Снаружи стукали о жестяной отлив крыши замерзшие ветки рябины: это Фома дергал ременный поводок, а с ним вместе — все дерево. И скулил. Александр Трифонович не спеша пил чай, затягивался сигаретой, и в широкой его груди многолетнего курильщика хрипело.

Каким-то краем разговор коснулся великих людей. Я в ту пору дочитывал книгу о Нильсе Боре, взятую у Твардовского. И поразил меня рассказ о встрече Бора и Черчилля. Этих двух людей разделял век целый: Черчилль не весь еще из девятнадцатого века вылез, а Бор провидел уже век двадцать первый. И вот его, во время войны перелетевшего через Атлантический океан в Англию, чтобы объяснить, что началась атомная эра, что надо сейчас уже сделать выводы, иначе начнется то, что, собственно, и началось после войны, его Черчилль принял всего на десять минут и после короткого разговора заявил, что Бор — русский шпион и его надо отстранить от ядерных исследований.

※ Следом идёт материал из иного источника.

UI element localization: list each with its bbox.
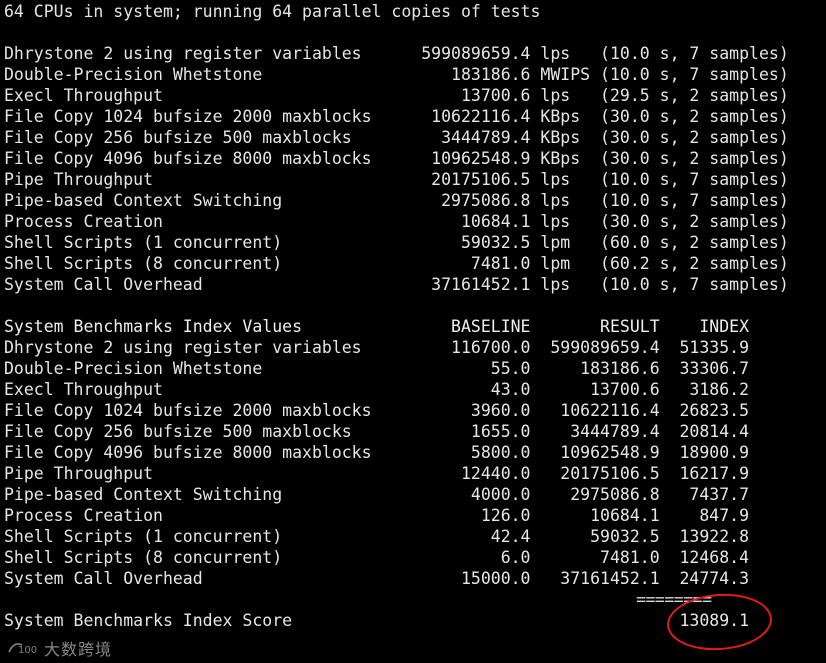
index-row: Double-Precision Whetstone 55.0 183186.6…: [4, 359, 750, 378]
raw-result-row: Shell Scripts (8 concurrent) 7481.0 lpm …: [4, 254, 789, 273]
index-row: Pipe Throughput 12440.0 20175106.5 16217…: [4, 464, 750, 483]
watermark: 100 大数跨境: [6, 637, 112, 659]
raw-result-row: File Copy 4096 bufsize 8000 maxblocks 10…: [4, 149, 789, 168]
watermark-label: 大数跨境: [44, 640, 113, 659]
cpu-info-line: 64 CPUs in system; running 64 parallel c…: [4, 2, 541, 21]
index-row: System Call Overhead 15000.0 37161452.1 …: [4, 569, 750, 588]
index-row: Pipe-based Context Switching 4000.0 2975…: [4, 485, 750, 504]
index-row: File Copy 4096 bufsize 8000 maxblocks 58…: [4, 443, 750, 462]
index-row: Shell Scripts (1 concurrent) 42.4 59032.…: [4, 527, 750, 546]
raw-result-row: Process Creation 10684.1 lps (30.0 s, 2 …: [4, 212, 789, 231]
index-row: Execl Throughput 43.0 13700.6 3186.2: [4, 380, 750, 399]
raw-result-row: File Copy 1024 bufsize 2000 maxblocks 10…: [4, 107, 789, 126]
raw-result-row: Pipe-based Context Switching 2975086.8 l…: [4, 191, 789, 210]
score-separator: ========: [4, 590, 712, 609]
index-row: Process Creation 126.0 10684.1 847.9: [4, 506, 750, 525]
watermark-logo-text: 100: [18, 645, 37, 656]
index-table-header: System Benchmarks Index Values BASELINE …: [4, 317, 750, 336]
index-row: Shell Scripts (8 concurrent) 6.0 7481.0 …: [4, 548, 750, 567]
raw-result-row: File Copy 256 bufsize 500 maxblocks 3444…: [4, 128, 789, 147]
raw-result-row: Double-Precision Whetstone 183186.6 MWIP…: [4, 65, 789, 84]
raw-result-row: System Call Overhead 37161452.1 lps (10.…: [4, 275, 789, 294]
raw-result-row: Shell Scripts (1 concurrent) 59032.5 lpm…: [4, 233, 789, 252]
index-row: File Copy 256 bufsize 500 maxblocks 1655…: [4, 422, 750, 441]
index-row: File Copy 1024 bufsize 2000 maxblocks 39…: [4, 401, 750, 420]
index-row: Dhrystone 2 using register variables 116…: [4, 338, 750, 357]
raw-result-row: Execl Throughput 13700.6 lps (29.5 s, 2 …: [4, 86, 789, 105]
raw-result-row: Dhrystone 2 using register variables 599…: [4, 44, 789, 63]
watermark-logo-icon: 100: [8, 643, 37, 656]
terminal-output: 64 CPUs in system; running 64 parallel c…: [4, 1, 822, 661]
raw-result-row: Pipe Throughput 20175106.5 lps (10.0 s, …: [4, 170, 789, 189]
index-score-line: System Benchmarks Index Score 13089.1: [4, 611, 750, 630]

Вот в связи с этой книгой я и сказал, что, наверное, интересно написать великого человека.

— А что великий! — Твардовский сидел, расставя полные в лыжных брюках колени, ноги обуты в суконные ботинки на молнии, которые он донашивал за городом; он вообще старые вещи свои донашивал. Не потому, что они стоили что-то, а не мог выбросить вещь, раз она еще годна. — Что великий? Ничем особенным он от остальных людей не отличается.

И через свою думу убежденно и просто сказал опять:

— Великий — он обыкновенный.

Летом 1967 года попросили меня написать о Твардовском. С чем-то это было связано, требовалось срочно, и даже размер был определен: около трех страниц. Не очень я это умею — писать статьи, а еще то смущало, что мы знакомы и непременно он прочтет. Но и не написать о Твардовском было нельзя по всем обстоятельствам того времени.